Modern Digital SLR flashes do a wonderful job of putting out a large punch of light in a specific direction. Nowadays they even zoom with the lens for more directed light. But what happens when that direct light is too harsh, casting ridged shadows? This happens often in an indoor setting, especially with groups of people, such as at a party. Flash modifiers to the rescue!
Every few weeks, we revisit some of our reader's favorite posts from throughout the history of the site. This tutorial was first published in September of 2010.

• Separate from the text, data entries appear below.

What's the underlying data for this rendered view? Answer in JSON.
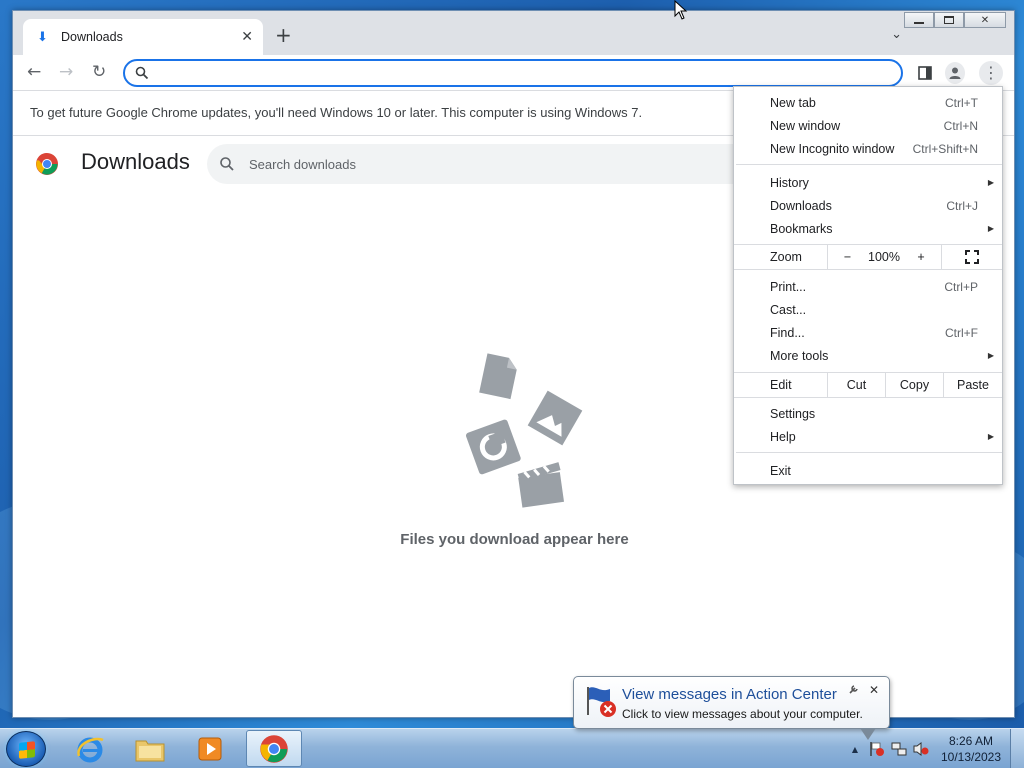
{
  "window": {
    "controls": {
      "minimize": "▭",
      "restore": "▣",
      "close": "✕"
    }
  },
  "tab": {
    "title": "Downloads",
    "icon": "download-icon",
    "close": "✕"
  },
  "toolbar": {
    "new_tab": "+",
    "tab_search": "⌄",
    "back": "←",
    "forward": "→",
    "reload": "↻",
    "omnibox_value": "",
    "kebab": "⋮"
  },
  "infobar": {
    "text": "To get future Google Chrome updates, you'll need Windows 10 or later. This computer is using Windows 7."
  },
  "downloads": {
    "title": "Downloads",
    "search_placeholder": "Search downloads",
    "empty_text": "Files you download appear here"
  },
  "menu": {
    "group1": [
      {
        "label": "New tab",
        "shortcut": "Ctrl+T"
      },
      {
        "label": "New window",
        "shortcut": "Ctrl+N"
      },
      {
        "label": "New Incognito window",
        "shortcut": "Ctrl+Shift+N"
      }
    ],
    "group2": [
      {
        "label": "History",
        "shortcut": ""
      },
      {
        "label": "Downloads",
        "shortcut": "Ctrl+J"
      },
      {
        "label": "Bookmarks",
        "shortcut": ""
      }
    ],
    "zoom": {
      "label": "Zoom",
      "minus": "−",
      "value": "100%",
      "plus": "+"
    },
    "group3": [
      {
        "label": "Print...",
        "shortcut": "Ctrl+P"
      },
      {
        "label": "Cast...",
        "shortcut": ""
      },
      {
        "label": "Find...",
        "shortcut": "Ctrl+F"
      },
      {
        "label": "More tools",
        "shortcut": ""
      }
    ],
    "edit": {
      "label": "Edit",
      "cut": "Cut",
      "copy": "Copy",
      "paste": "Paste"
    },
    "group4": [
      {
        "label": "Settings",
        "shortcut": ""
      },
      {
        "label": "Help",
        "shortcut": ""
      }
    ],
    "exit": {
      "label": "Exit"
    }
  },
  "balloon": {
    "title": "View messages in Action Center",
    "body": "Click to view messages about your computer.",
    "close": "✕",
    "wrench": "🔧"
  },
  "taskbar": {
    "apps": [
      "internet-explorer",
      "file-explorer",
      "media-player",
      "chrome"
    ],
    "tray_arrow": "▲",
    "time": "8:26 AM",
    "date": "10/13/2023"
  },
  "colors": {
    "accent": "#1a73e8",
    "menu_text": "#202124",
    "secondary_text": "#5f6368"
  }
}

Introducing Flash Modifiers
While there are a plethora of flash modifiers out there, this article will focus on just a few of the basic, less expensive models which may aid you in your photography. Each of the modifiers listed here attach to a flash in a number of fashions. Some require Velcro and others slide over the end of the flash, requiring the purchase of the correct model to match your flash.
All photos in this set were taken with a Canon 7D and two flashes. I used two flashes because the Velcro on one flash would not permit the Opteka to slide over the end. The strength of the flashes was balanced to maintain consistency. All images are shot at 38mm (45mm equivalent) at a distance of about seven feet. ISO 100, f/3.5 and 1/60 second except the ambient photo, which was 1.6 seconds.
The ceiling is standard height and all photos were shot RAW and then corrected to 5400K. This is only to represent the lighting effect of each modifier, especially when mixed with ambient light, which taking out the variable of auto white balance. The voluntary model in this shoot is none other than me. While I am often mistaken for a one man party (especially with a backwards baseball hat), this test is meant to be simple, showing coloring and shadow differences between the modifiers.
First up is the “control” photo. This image is shot with ambient light in the darkened corner which I stand. The orange cast is from the room lights. You will see evidence of this in later photos when bounce modifiers are used.
And now the 580EX II flash fired directly towards the subject.
The first diffuser example is from Opteka. It is a simple unit, retailing for $10US. It slides on the end of the flash and is molded to match contours, making it less functional if Velcro strips are already in place. Its intent is to give your flash more of an all around, bare light-bulb feel.
It works best when angled at 45 degrees up and partially bounced off the ceiling. This first photo shows the effect when simply placed on the flash and fired straight forward, diffusing some of the light.
The light color has changed a bit because of the coloring of the plastic. Features are a little less harsh although I could still use a shave. Shadows are about the same. Now let’s tilt it up to 45 degrees as suggested by the manufacturer.
Shadows are decreasing around my head, but because of the bounce, shadows around my sleeves have become longer. Toning is more even, more pleasant. Finally I”ll point the flash straight up at 90 degrees and see what happens with both ceiling bounce and indirect, diffused flash.
This last photo has even softer shadows and even toning, but it also lets in more ambient light, if you will. Notice the color has become more orange from the house lights. This can be a problem if colors don”t match (and Opteka does make colored filters to match ambient light.)
Next up is the LumiQuest Pocket Bouncer (retailing at $28US). This unit is held onto the flash head with Velcro strips on the top and sides of the flash. It is operated with the flash unit pointing straight up at 90 degrees. Almost all light from the flash is then directed forward from the highly reflective surface of the bounce.
First, the control photo of the 580 EX straight forward, no modifiers. This is slightly different than the 580EX II, but not much.
Now, the LumiQuest Pocket Bouncer:
Again, the shadows become softer but the added height of the flash makes some of them a bit longer. And more ambient, orange, light has been brought in. Overall, though, the light is more evenly spread. Let’s compare it to a different type of bounce which allows for more light pass-through.
The LumiQuest 80/20 (retailing at $29US) attaches in the same way to the Pocket Bouncer but spreads light differently. It gets its name from the fact that 80% of the flash light is allowed to pass up through the modifier and then scatter when reaching the ceiling. This can be a problem with a high ceiling, but in this example, the ceiling is only eight feet high. 20% of the light is then directed forward as with the Pocket Bouncer.
More ambient light is allowed into the scene but shadow edges are softer still. Also catch lights in my glasses are less intense, something worth considering.
Last up in this comparison is a LumiQuest Softbox (the most expensive at $43US) . This handy little device attempts to mimic its larger brethren used in professional studios. It requires one more strip of Velcro (four in all) than the other bounces as it surrounds the flash head. It has an extra softening spot in the center to help diffuse and bounce the direct light from the flash. The sides are angled to let light expand outwards from the center.
The softbox attempts to smooth out the shadow edges but still punch the light from the front, rather than above. It does a decent job for a unit of this size. The light tends to be more even and the contrast not as great.
There are many, many more flash modifiers on the market with prices north of $120. This set of four is a basic introduction and a good general purpose set to play with while learning the advantages and disadvantages each flash brings to your photography.
No one diffuser is perfect for every occasion, so experiment and find what works for you!